In a large skillet, heat the olive oil over medium-high heat and add the sausage meat. Crumble and stir as it cooks. Allow it to cook for 5-6 minutes until the pink is gone. Remove the sausage from the pan and transfer it to a plate. Keep the fat from the sausage in the pan.
Reduce the heat to medium, add the butter to the skillet, and melt. Then add the onions, celery, and apples and cook for about 5 minutes until soft and the onions are translucent. Add the garlic, sage, and thyme and cook for 1 minute. Then remove the skillet from the heat and set it aside.
In a large bowl, whisk together the eggs, salt, and pepper. While whisking, gradually add the chicken broth and continue whisking until it's well mixed. Set aside.

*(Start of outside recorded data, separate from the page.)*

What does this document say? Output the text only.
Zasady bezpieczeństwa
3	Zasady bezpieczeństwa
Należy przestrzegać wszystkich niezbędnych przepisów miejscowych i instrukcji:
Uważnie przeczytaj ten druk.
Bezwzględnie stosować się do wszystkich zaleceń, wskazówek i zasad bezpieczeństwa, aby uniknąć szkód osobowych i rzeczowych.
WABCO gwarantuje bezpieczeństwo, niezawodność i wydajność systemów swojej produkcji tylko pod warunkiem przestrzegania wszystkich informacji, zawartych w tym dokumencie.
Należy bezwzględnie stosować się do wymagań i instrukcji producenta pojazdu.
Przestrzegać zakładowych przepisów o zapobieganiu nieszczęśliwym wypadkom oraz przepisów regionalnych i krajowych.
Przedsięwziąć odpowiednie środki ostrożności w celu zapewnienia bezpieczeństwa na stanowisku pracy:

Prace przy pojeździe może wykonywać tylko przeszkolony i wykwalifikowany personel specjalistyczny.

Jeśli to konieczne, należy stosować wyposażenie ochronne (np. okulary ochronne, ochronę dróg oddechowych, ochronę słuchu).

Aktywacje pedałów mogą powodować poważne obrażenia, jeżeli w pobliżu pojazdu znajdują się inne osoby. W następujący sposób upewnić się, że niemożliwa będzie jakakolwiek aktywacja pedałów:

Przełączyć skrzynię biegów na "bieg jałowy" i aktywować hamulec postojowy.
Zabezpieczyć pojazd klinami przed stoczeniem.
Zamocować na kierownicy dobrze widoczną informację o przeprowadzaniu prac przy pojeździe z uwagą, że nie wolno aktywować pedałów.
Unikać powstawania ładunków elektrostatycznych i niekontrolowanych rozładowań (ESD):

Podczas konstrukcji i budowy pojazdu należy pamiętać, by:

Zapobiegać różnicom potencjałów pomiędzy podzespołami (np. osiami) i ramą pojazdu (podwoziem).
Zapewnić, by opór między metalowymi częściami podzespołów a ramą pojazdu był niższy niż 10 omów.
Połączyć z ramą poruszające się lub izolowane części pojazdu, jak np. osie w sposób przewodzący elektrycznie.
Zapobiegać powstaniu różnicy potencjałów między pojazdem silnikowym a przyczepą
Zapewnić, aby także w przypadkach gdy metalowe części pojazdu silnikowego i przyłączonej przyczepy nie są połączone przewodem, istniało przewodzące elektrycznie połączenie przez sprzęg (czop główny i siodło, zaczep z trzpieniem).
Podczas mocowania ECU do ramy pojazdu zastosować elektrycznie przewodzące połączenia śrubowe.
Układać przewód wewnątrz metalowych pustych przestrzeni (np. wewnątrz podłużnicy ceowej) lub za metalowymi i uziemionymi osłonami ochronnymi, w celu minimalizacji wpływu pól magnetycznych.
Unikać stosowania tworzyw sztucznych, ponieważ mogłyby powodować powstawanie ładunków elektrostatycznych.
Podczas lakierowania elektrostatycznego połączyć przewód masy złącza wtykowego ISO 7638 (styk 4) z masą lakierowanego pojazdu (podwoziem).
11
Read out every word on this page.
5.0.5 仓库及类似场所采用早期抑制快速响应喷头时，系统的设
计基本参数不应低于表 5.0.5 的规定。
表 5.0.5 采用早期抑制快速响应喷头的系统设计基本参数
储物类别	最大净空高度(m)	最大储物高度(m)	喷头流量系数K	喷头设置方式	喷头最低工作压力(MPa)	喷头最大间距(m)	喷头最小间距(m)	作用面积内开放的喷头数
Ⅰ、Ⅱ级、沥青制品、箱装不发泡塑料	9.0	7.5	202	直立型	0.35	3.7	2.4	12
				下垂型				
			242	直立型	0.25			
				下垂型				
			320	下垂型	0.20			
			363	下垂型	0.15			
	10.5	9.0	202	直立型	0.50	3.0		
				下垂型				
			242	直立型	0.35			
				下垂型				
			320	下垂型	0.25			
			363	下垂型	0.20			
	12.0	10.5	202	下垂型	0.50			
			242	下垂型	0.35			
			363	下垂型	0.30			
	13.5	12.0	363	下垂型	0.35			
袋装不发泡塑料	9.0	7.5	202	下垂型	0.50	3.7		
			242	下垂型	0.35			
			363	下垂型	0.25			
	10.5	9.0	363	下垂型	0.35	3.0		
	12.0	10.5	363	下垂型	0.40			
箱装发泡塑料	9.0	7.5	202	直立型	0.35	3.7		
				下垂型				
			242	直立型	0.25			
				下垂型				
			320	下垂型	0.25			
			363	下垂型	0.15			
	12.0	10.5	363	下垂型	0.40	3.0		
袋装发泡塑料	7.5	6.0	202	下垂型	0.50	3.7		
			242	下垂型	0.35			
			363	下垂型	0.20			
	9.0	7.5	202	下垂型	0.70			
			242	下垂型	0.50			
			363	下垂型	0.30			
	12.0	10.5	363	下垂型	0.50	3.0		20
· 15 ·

In another large bowl, toss the bread, sausages, onion mixture (including all of the butter), and cranberries. Pour the egg mixture over it and stir well until the bread is evenly moist.
Transfer the stuffing to the prepared pan, spread evenly, and gently press it into the pan. Cover with aluminum foil and chill in the fridge for at least 1 hour, preferably overnight.
Preheat the oven to 350°F (177°C) and bake the stuffing covered for 30 minutes. Then remove the foil, turn up the heat to 400°F (204°C), and bake for another 15-20 minutes until the tops are nicely browned.
Remove from the oven and let cool for 5-10 minutes. Then serve with your favorite dishes and enjoy.